Surge Fizzles on Day After
Oct. 03, 1990
TOKYO (AP) _ After a spectacular one-day jump that breathed life into Tokyo's bearish stock market, share prices fell back slightly Wednesday and some analysts said prices had yet to reach bottom.
The 225-issue Nikkei Stock Average fell 49.02 points, or 0.21 percent, ending the day at 22,849.39 in moderate trading.
The relatively tame performance came one day after share prices rocketed a record 13.24 percent, triggered by a Finance Ministry announcement of measures aimed at encouraging buying and reducing market volatility.

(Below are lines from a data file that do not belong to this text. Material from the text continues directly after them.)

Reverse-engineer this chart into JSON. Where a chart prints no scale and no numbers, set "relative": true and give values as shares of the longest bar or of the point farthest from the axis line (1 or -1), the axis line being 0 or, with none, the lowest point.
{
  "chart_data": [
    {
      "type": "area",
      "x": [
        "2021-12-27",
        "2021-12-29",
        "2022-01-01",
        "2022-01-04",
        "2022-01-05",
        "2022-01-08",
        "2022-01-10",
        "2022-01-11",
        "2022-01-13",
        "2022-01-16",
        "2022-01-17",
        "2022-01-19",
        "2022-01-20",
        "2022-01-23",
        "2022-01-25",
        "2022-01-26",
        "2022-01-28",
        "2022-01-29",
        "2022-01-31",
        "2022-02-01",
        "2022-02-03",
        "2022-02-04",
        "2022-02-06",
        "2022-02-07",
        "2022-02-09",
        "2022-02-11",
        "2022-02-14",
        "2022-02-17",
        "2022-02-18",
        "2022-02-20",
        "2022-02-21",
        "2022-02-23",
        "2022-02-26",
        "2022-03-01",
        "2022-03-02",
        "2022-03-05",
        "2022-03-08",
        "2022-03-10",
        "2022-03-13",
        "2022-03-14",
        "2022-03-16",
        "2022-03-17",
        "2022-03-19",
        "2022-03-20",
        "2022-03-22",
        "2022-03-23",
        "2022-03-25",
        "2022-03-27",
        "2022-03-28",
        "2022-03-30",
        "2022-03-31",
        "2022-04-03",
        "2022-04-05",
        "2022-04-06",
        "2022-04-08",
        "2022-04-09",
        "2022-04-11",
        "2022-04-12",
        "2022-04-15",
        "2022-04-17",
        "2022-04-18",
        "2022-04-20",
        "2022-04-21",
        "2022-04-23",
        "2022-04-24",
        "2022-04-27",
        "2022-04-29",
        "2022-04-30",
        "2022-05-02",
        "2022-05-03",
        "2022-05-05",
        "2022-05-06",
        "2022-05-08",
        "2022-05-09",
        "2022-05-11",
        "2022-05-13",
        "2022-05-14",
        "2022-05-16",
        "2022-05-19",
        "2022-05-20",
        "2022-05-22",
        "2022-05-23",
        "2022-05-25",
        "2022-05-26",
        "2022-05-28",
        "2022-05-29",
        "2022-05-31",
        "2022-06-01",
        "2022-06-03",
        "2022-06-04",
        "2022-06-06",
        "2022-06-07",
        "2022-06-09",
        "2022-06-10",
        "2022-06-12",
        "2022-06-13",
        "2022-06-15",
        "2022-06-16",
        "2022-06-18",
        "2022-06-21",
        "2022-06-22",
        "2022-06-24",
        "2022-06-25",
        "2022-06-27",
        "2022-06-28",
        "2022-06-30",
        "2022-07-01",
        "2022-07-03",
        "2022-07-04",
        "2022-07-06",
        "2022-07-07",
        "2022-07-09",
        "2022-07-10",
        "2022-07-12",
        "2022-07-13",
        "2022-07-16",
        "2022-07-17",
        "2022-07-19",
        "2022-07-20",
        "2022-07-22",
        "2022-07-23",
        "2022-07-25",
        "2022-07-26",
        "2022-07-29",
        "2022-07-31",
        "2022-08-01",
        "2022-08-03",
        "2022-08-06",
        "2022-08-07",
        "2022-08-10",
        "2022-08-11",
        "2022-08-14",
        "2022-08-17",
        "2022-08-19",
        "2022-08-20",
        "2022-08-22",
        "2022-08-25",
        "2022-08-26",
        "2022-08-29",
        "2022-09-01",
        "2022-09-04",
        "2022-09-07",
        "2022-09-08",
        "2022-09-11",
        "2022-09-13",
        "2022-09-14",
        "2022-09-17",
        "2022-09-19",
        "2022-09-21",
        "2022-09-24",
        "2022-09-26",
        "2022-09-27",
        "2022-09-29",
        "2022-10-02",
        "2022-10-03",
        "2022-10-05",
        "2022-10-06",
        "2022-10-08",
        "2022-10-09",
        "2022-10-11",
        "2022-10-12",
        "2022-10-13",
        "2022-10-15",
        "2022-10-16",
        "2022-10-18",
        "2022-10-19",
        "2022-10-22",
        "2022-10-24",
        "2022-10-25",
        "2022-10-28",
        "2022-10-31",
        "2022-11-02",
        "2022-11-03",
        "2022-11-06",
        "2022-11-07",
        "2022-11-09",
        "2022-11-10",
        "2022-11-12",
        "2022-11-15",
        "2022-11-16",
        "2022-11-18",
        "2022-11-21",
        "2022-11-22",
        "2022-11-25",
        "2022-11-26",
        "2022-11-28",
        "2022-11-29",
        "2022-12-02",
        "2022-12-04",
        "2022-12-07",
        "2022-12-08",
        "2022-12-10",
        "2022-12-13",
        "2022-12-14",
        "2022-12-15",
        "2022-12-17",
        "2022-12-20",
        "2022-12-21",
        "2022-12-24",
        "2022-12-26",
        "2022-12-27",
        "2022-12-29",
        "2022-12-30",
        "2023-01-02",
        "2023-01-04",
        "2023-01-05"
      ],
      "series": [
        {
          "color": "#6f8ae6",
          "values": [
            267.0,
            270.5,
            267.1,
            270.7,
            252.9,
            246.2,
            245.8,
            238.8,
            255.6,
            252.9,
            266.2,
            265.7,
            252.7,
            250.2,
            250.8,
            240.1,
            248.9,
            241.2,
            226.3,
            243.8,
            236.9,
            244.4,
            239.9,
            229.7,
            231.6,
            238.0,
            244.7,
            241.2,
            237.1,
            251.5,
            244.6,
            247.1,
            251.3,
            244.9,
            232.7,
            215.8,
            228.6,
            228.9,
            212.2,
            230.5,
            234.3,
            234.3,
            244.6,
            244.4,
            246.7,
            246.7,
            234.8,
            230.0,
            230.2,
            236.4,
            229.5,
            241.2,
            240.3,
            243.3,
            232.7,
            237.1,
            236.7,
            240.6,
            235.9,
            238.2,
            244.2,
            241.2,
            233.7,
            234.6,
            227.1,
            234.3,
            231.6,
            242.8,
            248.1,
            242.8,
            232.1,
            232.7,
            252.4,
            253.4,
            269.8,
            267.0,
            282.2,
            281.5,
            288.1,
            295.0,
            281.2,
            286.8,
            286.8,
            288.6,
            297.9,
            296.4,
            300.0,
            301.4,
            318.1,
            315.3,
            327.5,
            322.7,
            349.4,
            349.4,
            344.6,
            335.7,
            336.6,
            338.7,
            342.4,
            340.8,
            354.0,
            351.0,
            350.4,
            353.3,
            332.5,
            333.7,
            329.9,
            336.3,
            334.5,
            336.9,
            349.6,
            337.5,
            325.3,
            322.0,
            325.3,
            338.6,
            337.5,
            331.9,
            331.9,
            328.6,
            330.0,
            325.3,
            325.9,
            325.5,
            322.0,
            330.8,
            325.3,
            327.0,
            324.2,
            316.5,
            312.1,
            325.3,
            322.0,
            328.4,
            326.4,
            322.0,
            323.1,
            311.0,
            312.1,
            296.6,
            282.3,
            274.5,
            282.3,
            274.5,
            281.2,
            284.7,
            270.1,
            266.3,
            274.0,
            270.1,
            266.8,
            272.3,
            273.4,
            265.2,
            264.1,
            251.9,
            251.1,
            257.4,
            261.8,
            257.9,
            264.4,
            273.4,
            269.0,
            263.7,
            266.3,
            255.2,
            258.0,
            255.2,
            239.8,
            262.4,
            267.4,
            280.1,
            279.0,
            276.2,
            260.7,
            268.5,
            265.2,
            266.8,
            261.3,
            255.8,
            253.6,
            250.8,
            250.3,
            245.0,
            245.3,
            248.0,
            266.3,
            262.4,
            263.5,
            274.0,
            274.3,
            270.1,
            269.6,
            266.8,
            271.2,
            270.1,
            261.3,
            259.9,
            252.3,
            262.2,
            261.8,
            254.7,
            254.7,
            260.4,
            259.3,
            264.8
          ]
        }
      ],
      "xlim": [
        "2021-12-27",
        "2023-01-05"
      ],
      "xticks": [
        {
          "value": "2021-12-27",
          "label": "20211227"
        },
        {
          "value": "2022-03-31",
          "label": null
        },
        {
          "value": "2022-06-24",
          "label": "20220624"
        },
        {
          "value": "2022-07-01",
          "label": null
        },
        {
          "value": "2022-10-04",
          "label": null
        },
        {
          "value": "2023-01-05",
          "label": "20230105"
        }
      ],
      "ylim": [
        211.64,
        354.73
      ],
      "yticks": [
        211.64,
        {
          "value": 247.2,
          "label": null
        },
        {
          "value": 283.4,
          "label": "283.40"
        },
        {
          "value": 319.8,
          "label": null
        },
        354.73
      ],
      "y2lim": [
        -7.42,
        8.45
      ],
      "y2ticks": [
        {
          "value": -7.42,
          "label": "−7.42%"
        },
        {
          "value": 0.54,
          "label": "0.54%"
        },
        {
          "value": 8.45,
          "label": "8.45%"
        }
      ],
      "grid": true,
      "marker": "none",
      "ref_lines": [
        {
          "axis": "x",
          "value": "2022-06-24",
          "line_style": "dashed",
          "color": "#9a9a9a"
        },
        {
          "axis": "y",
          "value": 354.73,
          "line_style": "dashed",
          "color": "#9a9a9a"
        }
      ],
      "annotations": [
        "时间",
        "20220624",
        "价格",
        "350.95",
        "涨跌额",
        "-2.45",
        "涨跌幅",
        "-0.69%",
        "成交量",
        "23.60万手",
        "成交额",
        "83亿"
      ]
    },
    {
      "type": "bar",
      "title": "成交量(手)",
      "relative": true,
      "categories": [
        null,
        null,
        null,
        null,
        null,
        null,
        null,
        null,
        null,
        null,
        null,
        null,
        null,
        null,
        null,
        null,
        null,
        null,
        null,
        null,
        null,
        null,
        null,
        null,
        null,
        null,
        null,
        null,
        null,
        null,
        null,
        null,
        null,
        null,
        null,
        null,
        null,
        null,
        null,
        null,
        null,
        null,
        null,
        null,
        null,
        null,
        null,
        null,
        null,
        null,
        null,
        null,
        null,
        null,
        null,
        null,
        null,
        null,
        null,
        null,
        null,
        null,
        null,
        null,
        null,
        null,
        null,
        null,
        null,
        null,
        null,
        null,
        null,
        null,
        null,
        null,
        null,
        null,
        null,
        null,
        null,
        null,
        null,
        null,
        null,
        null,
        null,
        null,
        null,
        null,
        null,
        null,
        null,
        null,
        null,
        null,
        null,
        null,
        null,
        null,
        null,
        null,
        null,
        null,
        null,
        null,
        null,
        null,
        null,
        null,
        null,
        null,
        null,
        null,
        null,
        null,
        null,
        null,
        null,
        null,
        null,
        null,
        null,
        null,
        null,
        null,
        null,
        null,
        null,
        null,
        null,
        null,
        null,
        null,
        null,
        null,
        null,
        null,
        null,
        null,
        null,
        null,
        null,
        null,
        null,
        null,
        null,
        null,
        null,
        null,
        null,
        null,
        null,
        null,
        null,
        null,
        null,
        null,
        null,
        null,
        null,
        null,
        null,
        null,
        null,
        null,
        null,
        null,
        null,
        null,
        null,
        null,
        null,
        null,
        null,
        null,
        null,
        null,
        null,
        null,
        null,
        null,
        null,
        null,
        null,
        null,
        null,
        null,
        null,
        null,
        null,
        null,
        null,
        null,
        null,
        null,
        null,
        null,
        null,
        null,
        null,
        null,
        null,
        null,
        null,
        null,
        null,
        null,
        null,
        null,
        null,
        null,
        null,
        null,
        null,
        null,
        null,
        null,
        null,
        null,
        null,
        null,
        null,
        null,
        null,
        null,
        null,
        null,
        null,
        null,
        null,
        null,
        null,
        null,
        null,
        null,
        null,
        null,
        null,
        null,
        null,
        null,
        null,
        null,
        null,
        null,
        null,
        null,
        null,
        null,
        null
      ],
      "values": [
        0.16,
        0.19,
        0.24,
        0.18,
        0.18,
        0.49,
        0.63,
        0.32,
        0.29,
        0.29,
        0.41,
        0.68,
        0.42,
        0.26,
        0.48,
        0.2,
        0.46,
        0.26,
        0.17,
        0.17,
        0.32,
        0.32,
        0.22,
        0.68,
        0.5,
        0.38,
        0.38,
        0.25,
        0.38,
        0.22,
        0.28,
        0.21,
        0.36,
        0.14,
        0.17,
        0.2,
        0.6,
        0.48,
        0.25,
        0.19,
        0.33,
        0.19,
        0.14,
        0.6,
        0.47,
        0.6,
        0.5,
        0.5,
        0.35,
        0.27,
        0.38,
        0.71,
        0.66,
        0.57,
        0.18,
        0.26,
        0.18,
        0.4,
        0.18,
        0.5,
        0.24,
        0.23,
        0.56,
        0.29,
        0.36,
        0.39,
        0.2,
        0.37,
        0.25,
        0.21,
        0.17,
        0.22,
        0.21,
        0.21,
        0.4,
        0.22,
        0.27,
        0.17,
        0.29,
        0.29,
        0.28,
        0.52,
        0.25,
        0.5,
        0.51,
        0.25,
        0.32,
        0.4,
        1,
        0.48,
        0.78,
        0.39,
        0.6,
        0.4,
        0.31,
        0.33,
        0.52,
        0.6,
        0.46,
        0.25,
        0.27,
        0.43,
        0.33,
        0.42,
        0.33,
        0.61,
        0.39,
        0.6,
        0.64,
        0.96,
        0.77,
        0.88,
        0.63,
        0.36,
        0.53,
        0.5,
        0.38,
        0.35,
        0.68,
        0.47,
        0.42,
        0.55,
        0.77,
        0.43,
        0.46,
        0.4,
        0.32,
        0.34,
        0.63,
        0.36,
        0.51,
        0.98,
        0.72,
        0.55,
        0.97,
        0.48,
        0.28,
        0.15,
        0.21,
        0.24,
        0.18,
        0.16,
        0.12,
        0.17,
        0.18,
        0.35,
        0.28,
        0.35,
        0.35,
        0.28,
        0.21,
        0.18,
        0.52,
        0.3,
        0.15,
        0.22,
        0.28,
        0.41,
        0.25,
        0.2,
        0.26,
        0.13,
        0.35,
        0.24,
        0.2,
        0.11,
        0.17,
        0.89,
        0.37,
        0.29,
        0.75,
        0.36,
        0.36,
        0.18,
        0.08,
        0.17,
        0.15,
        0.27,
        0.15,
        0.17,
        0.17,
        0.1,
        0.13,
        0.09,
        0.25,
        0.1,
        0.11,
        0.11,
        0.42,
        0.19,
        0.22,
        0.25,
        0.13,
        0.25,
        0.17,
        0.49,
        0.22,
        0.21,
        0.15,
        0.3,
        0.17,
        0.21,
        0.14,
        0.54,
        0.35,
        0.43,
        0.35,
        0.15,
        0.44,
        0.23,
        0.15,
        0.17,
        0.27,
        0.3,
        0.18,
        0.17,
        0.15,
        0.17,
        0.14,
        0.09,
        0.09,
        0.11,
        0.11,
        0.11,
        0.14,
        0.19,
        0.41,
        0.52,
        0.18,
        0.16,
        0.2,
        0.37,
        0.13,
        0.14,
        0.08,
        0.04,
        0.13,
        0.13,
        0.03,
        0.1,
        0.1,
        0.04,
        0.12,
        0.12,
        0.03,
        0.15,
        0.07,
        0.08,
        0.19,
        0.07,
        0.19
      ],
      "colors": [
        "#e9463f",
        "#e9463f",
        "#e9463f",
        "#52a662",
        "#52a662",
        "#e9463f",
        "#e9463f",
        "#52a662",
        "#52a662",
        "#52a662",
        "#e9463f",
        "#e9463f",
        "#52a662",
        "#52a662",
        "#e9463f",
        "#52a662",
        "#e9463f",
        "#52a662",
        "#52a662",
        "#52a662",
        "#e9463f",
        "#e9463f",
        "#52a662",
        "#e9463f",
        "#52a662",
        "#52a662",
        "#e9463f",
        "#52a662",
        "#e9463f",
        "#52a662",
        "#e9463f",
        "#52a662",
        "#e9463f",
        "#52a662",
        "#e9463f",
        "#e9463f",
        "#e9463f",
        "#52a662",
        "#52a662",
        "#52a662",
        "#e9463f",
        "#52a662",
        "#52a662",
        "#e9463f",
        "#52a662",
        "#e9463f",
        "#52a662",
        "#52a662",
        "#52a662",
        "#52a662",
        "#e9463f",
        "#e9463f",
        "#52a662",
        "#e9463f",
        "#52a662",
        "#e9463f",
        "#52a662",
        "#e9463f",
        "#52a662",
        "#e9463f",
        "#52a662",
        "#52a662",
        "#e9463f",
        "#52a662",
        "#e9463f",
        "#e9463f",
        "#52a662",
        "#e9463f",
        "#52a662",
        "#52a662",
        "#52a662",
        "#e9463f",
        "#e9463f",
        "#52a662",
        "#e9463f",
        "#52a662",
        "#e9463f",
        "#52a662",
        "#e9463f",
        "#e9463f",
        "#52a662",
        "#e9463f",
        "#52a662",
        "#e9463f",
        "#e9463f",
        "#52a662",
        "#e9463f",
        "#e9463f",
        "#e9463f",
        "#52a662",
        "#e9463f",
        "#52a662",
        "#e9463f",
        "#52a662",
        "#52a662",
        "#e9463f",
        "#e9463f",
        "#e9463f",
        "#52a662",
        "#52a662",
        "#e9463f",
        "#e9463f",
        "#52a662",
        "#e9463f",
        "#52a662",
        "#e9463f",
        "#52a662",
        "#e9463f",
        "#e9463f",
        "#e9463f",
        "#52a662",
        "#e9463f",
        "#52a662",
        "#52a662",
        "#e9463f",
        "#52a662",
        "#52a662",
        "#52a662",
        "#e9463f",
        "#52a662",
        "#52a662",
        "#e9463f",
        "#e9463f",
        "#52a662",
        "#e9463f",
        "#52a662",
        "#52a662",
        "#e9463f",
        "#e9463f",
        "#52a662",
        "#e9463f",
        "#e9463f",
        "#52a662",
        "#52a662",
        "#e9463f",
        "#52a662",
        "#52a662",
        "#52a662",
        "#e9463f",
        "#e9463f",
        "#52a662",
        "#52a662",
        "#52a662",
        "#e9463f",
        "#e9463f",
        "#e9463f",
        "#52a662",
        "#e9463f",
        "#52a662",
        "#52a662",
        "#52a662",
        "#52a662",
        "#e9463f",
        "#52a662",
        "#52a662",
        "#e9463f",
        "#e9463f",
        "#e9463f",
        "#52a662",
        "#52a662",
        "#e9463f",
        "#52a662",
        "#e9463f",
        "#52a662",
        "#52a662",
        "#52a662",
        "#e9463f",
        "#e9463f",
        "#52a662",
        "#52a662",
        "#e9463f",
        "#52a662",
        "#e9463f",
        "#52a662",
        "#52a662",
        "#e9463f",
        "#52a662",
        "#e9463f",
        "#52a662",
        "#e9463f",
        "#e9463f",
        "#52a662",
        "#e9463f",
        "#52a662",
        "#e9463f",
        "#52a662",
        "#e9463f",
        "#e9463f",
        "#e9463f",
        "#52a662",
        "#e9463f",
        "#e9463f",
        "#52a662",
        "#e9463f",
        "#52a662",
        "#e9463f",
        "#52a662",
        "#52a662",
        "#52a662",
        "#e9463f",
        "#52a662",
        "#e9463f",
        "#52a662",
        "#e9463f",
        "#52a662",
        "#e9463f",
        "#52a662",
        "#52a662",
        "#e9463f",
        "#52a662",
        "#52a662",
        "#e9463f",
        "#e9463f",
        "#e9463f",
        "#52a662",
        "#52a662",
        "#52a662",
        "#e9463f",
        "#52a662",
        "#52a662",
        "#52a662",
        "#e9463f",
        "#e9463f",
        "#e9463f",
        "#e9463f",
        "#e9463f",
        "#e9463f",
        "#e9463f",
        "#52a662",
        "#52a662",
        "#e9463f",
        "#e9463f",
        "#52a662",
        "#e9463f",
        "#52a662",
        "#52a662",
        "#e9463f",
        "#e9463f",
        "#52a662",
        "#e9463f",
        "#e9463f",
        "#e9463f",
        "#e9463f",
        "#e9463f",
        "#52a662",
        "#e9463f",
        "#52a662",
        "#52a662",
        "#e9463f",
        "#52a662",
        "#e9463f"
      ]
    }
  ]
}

Despite that initial burst, several analysts predicted the world's largest stock market, which fell 46.1 percent in the first nine months of the year, is not yet ready for a sustained recovery.
The surge in prices Tuesday ''will not set a new trend,'' said Masahiro Umemori, an analyst with Nomura Securities. ''I think the market has not hit bottom. It's going to fall some more.''
Kazu Nomura, a trader with New Japan Securities Co., also predicted prices will fall. ''The market's environment is so bad and pessimistic. Investors have no buying incentive.''
Analysts noted some of the reasons behind the market's slide the past two months, including nervousness about the Middle East, had yet to disappear and would cause continued volatility.
But Robert Zielinski, banking analyst with Jardine Fleming Securities Ltd., said he expected share prices would move up, based on the Nikkei index's short-lived dip underneath 20,000 on Monday.
''When it went below the 20,000 level, we felt pain for the first time,'' particularly among some smaller insurance companies, Zielinski said. ''We've clearly hit some bottom. There are some signs that maybe the worst is behind us.''
Despite the market's losses of $2.1 trillion through September, there has been little apparent damage to the economy beyond concerns of a capital shortage among banks as the value of their stock portfolios dwindles.
''We would not expect severe consequences'' on the economy because of the market decline, said Kermit L. Schoenholtz of Salomon Bros. Asia Ltd.
He said the Japanese economy remains ''remarkably healthy,'' largely because of improved corporate balance sheets, the healthier fiscal condition of the government and high levels of business investment.
Paul A. Summerville, senior economist with Jardine Fleming, also described the underlying fundamentals of the economy as ''very strong'' and said Japan is well placed to remain competitive globally.
''Everything the world needs to become more competitive Japan sells,'' he said.
Indeed, an economic forecast released by the Research Institute on the National Economy, a privately financed think tank, suggests that the stock market decline could benefit the Japanese economy.
''Losing a bubble is rather a plus to the Japanese economy in the long run,'' it said. ''A series of stock market plunges paved the way for growth with balance between actual economy and financial markets.''
The report said many Japanese corporations have strengthened their financial positions during the country's lengthy economic boom and will be able to weather the stock slump.
Summerville said the decline in stock prices reflected a realization among Japanese that the government is nudging up interest rates, which makes stock investments worth less.
''What the market is doing is finding a base, a core solid base to grow from in this new period of restrictive monetary policy,'' he said, adding that such a level might be between 15,000 and 20,000.
Meanwhile, the dollar closed at 136.65 yen, down 0.08 yen from Tuesday's close of 136.73 yen. It opened at 136.33 yen and ranged between 136.21 yen and 136.70 yen.
Dealers said falling oil prices triggered the dollar's slip against the yen earlier Wednesday.
They said investors avoided major moves ahead of testimony by U.S. Federal Reserve Chairman Alan Greenspan, who spoke after the Japanese markets closed.
Greenspan said he supported President Bush's plan to cut the federal deficit, which suggested the central banker might push U.S. interest rates lower. That could benefit the U.S. stock market and cause Japanese investors to move more money into the United States.